On the Interpretation of Unsteady State Experiments in Heterogeneous Rock by Stochastic Methods

Rock heterogeneity has a significant effect on immiscible displacement. This is especially true when the mobility ratio of the two fluids is unfavorable, favoring unstable displacement. However, this is not taken into account in the numerical analysis of classical core flooding experiments to quantify two-phase flow properties using Special Core Analysis (SCAL). Our approach combines the modern interpretation of SCAL data with experimental data measured on rock samples for which the homogeneity assumption - a prerequisite for SCAL experiments - can no longer apply due to their size and heterogeneity.
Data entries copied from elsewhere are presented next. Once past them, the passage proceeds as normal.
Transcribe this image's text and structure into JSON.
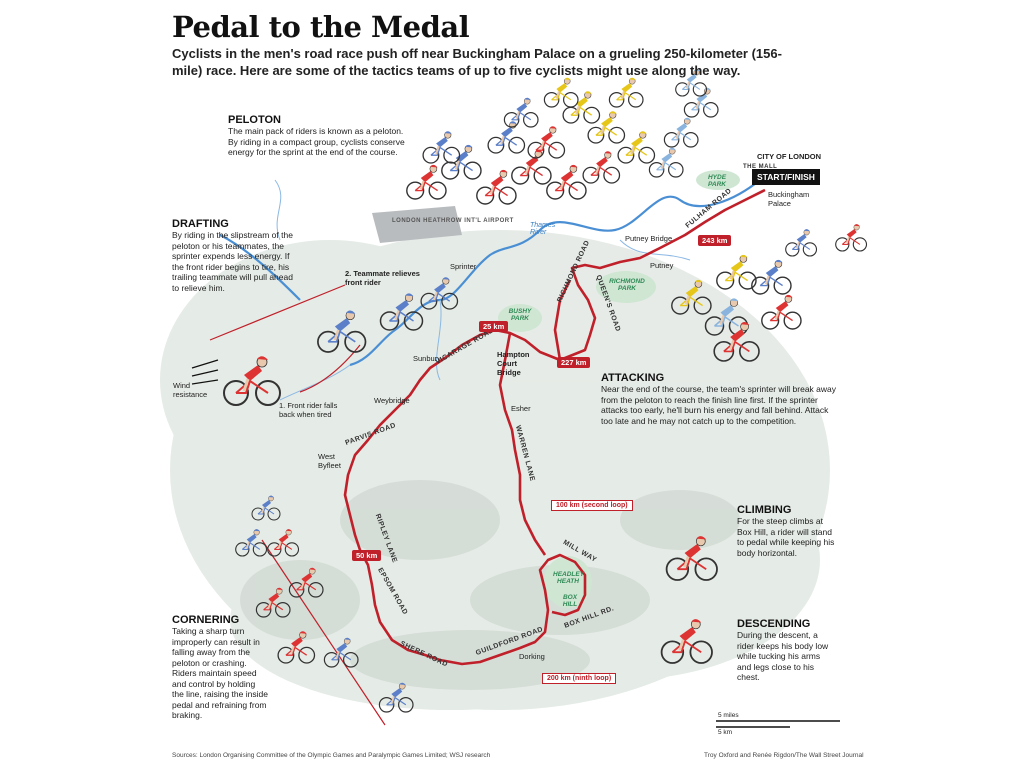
{
  "title": "Pedal to the Medal",
  "intro": "Cyclists in the men's road race push off near Buckingham Palace on a grueling 250-kilometer (156-mile) race. Here are some of the tactics teams of up to five cyclists might use along the way.",
  "sections": {
    "peloton": {
      "heading": "PELOTON",
      "text": "The main pack of riders is known as a peloton. By riding in a compact group, cyclists conserve energy for the sprint at the end of the course."
    },
    "drafting": {
      "heading": "DRAFTING",
      "text": "By riding in the slipstream of the peloton or his teammates, the sprinter expends less energy. If the front rider begins to tire, his trailing teammate will pull ahead to relieve him."
    },
    "attacking": {
      "heading": "ATTACKING",
      "text": "Near the end of the course, the team's sprinter will break away from the peloton to reach the finish line first. If the sprinter attacks too early, he'll burn his energy and fall behind. Attack too late and he may not catch up to the competition."
    },
    "climbing": {
      "heading": "CLIMBING",
      "text": "For the steep climbs at Box Hill, a rider will stand to pedal while keeping his body horizontal."
    },
    "descending": {
      "heading": "DESCENDING",
      "text": "During the descent, a rider keeps his body low while tucking his arms and legs close to his chest."
    },
    "cornering": {
      "heading": "CORNERING",
      "text": "Taking a sharp turn improperly can result in falling away from the peloton or crashing. Riders maintain speed and control by holding the line, raising the inside pedal and refraining from braking."
    }
  },
  "drafting_labels": {
    "teammate": "2. Teammate relieves front rider",
    "sprinter": "Sprinter",
    "front_rider": "1. Front rider falls back when tired",
    "wind": "Wind resistance"
  },
  "places": {
    "city_of_london": "CITY OF LONDON",
    "the_mall": "THE MALL",
    "start_finish": "START/FINISH",
    "buckingham": "Buckingham Palace",
    "heathrow": "LONDON HEATHROW INT'L AIRPORT",
    "thames": "Thames River",
    "putney_bridge": "Putney Bridge",
    "putney": "Putney",
    "hampton": "Hampton Court Bridge",
    "sunbury": "Sunbury",
    "weybridge": "Weybridge",
    "west_byfleet": "West Byfleet",
    "esher": "Esher",
    "dorking": "Dorking"
  },
  "parks": {
    "hyde": "HYDE PARK",
    "richmond": "RICHMOND PARK",
    "bushy": "BUSHY PARK",
    "headley": "HEADLEY HEATH",
    "box_hill": "BOX HILL"
  },
  "roads": {
    "fulham": "FULHAM ROAD",
    "richmond": "RICHMOND ROAD",
    "queens": "QUEEN'S ROAD",
    "vicarage": "VICARAGE ROAD",
    "warren": "WARREN LANE",
    "parvis": "PARVIS ROAD",
    "ripley": "RIPLEY LANE",
    "epsom": "EPSOM ROAD",
    "shere": "SHERE ROAD",
    "guildford": "GUILDFORD ROAD",
    "mill_way": "MILL WAY",
    "box_hill_rd": "BOX HILL RD."
  },
  "distances": {
    "km243": "243 km",
    "km25": "25 km",
    "km227": "227 km",
    "km50": "50 km",
    "km100": "100 km (second loop)",
    "km200": "200 km (ninth loop)"
  },
  "scale": {
    "miles": "5 miles",
    "km": "5 km"
  },
  "sources": "Sources: London Organising Committee of the Olympic Games and Paralympic Games Limited; WSJ research",
  "credit": "Troy Oxford and Renée Rigdon/The Wall Street Journal",
  "colors": {
    "route": "#c0202a",
    "river": "#4a8fd4",
    "park": "#2f8a55",
    "terrain": "#e6ebe6"
  }
}
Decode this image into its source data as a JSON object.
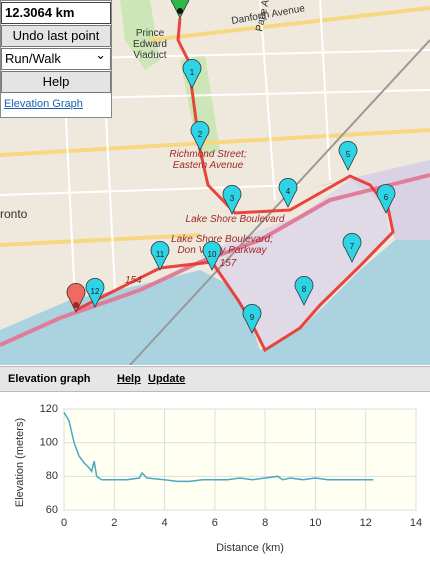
{
  "toolbar": {
    "distance": "12.3064 km",
    "undo": "Undo last point",
    "mode": "Run/Walk",
    "help": "Help",
    "elevation_link": "Elevation Graph"
  },
  "map": {
    "labels": [
      "Danforth Avenue",
      "Pape Avenue",
      "Prince",
      "Edward",
      "Viaduct",
      "Richmond Street;",
      "Eastern Avenue",
      "Lake Shore Boulevard",
      "Lake Shore Boulevard;",
      "Don Valley Parkway",
      "157",
      "154",
      "ronto"
    ],
    "markers": [
      "1",
      "2",
      "3",
      "4",
      "5",
      "6",
      "7",
      "8",
      "9",
      "10",
      "11",
      "12"
    ]
  },
  "elevation_panel": {
    "title": "Elevation graph",
    "help": "Help",
    "update": "Update"
  },
  "chart_data": {
    "type": "line",
    "x_label": "Distance (km)",
    "y_label": "Elevation (meters)",
    "x": [
      0,
      0.2,
      0.4,
      0.6,
      0.8,
      1.0,
      1.1,
      1.2,
      1.3,
      1.5,
      2,
      2.5,
      3,
      3.1,
      3.3,
      4,
      4.5,
      5,
      5.5,
      6,
      6.5,
      7,
      7.5,
      8,
      8.5,
      8.7,
      9,
      9.5,
      10,
      10.5,
      11,
      11.5,
      12,
      12.3
    ],
    "values": [
      118,
      113,
      100,
      92,
      88,
      85,
      83,
      89,
      80,
      78,
      78,
      78,
      79,
      82,
      79,
      78,
      77,
      77,
      78,
      78,
      78,
      79,
      78,
      79,
      80,
      78,
      79,
      78,
      79,
      78,
      78,
      78,
      78,
      78
    ],
    "color": "#4aa8c4",
    "xlim": [
      0,
      14
    ],
    "xticks": [
      0,
      2,
      4,
      6,
      8,
      10,
      12,
      14
    ],
    "ylim": [
      60,
      120
    ],
    "yticks": [
      60,
      80,
      100,
      120
    ],
    "grid": true
  }
}
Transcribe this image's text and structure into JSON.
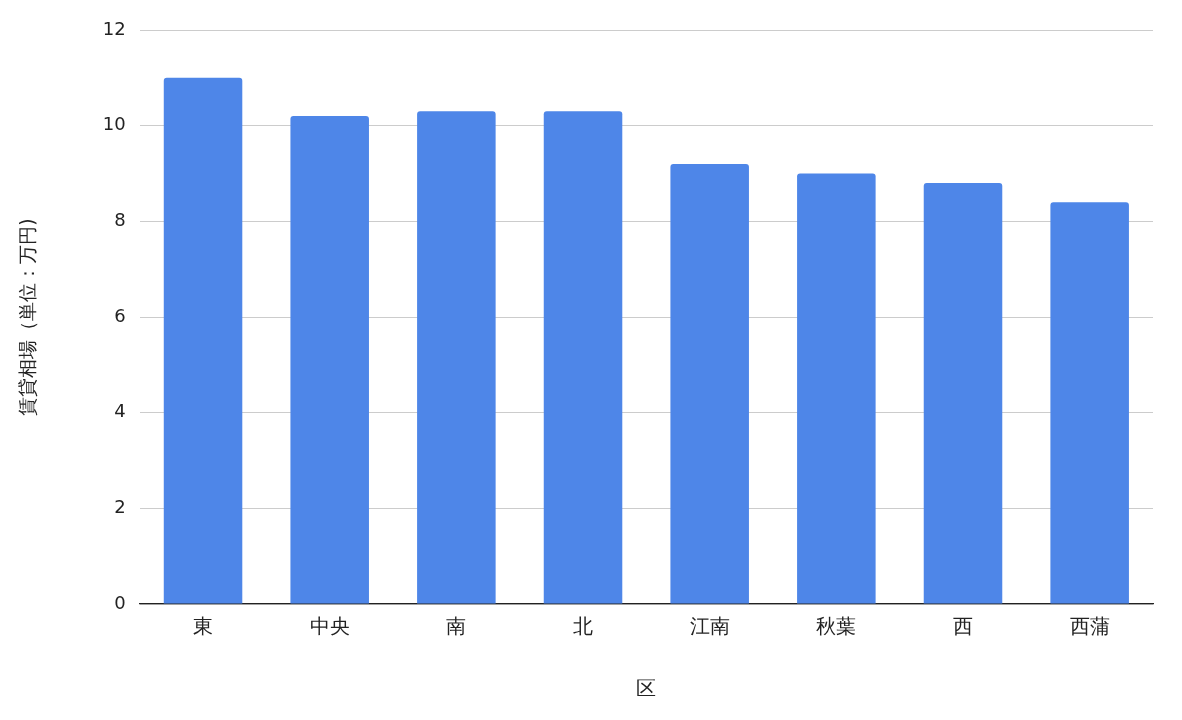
{
  "chart_data": {
    "type": "bar",
    "xlabel": "区",
    "ylabel": "賃貸相場（単位：万円)",
    "categories": [
      "東",
      "中央",
      "南",
      "北",
      "江南",
      "秋葉",
      "西",
      "西蒲"
    ],
    "values": [
      11.0,
      10.2,
      10.3,
      10.3,
      9.2,
      9.0,
      8.8,
      8.4
    ],
    "color": "#4e86e8",
    "ylim": [
      0,
      12
    ],
    "yticks": [
      0,
      2,
      4,
      6,
      8,
      10,
      12
    ],
    "grid": "y"
  }
}
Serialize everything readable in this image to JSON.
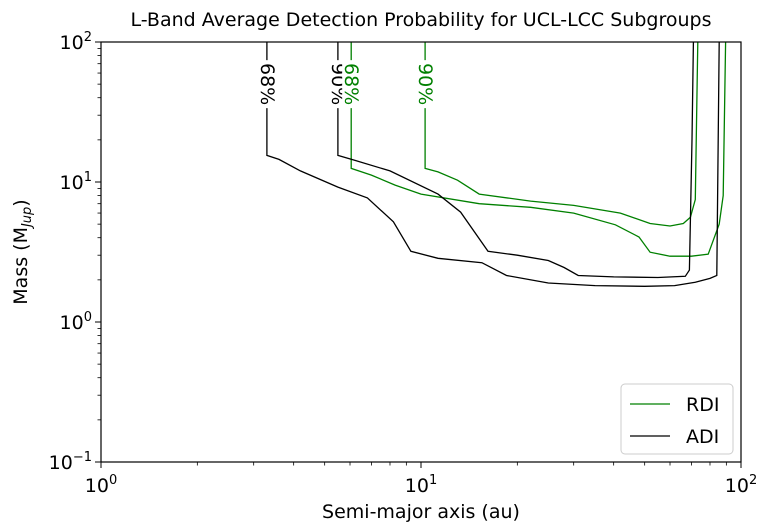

In contrast to other studies that take heterogeneities into account, we focus on simple-to-perform unsteady-state experiments. We analyze these experiments by numerical interpretation using homogeneous and heterogeneous simulation domains and by introducing porosity-based heterogeneity and permeability as well as capillary scaling. In the current study, we first question the applicability of standard relative permeability measurements to heterogeneous rocks and fluids with an excessively high mobility ratio, such as for CO2-brine displacement in heterogeneous rocks. However, we show that they describe two-phase flow very well when porosity-based heterogeneity is taken into account, which is equivalent to downscaling. The study thus shows a way to fall back on established standard measurements if it should be possible to account for subgrid heterogeneities in SCAL workflows. To this end, we propose an approach based on steady-state experiments and appropriate sample selection.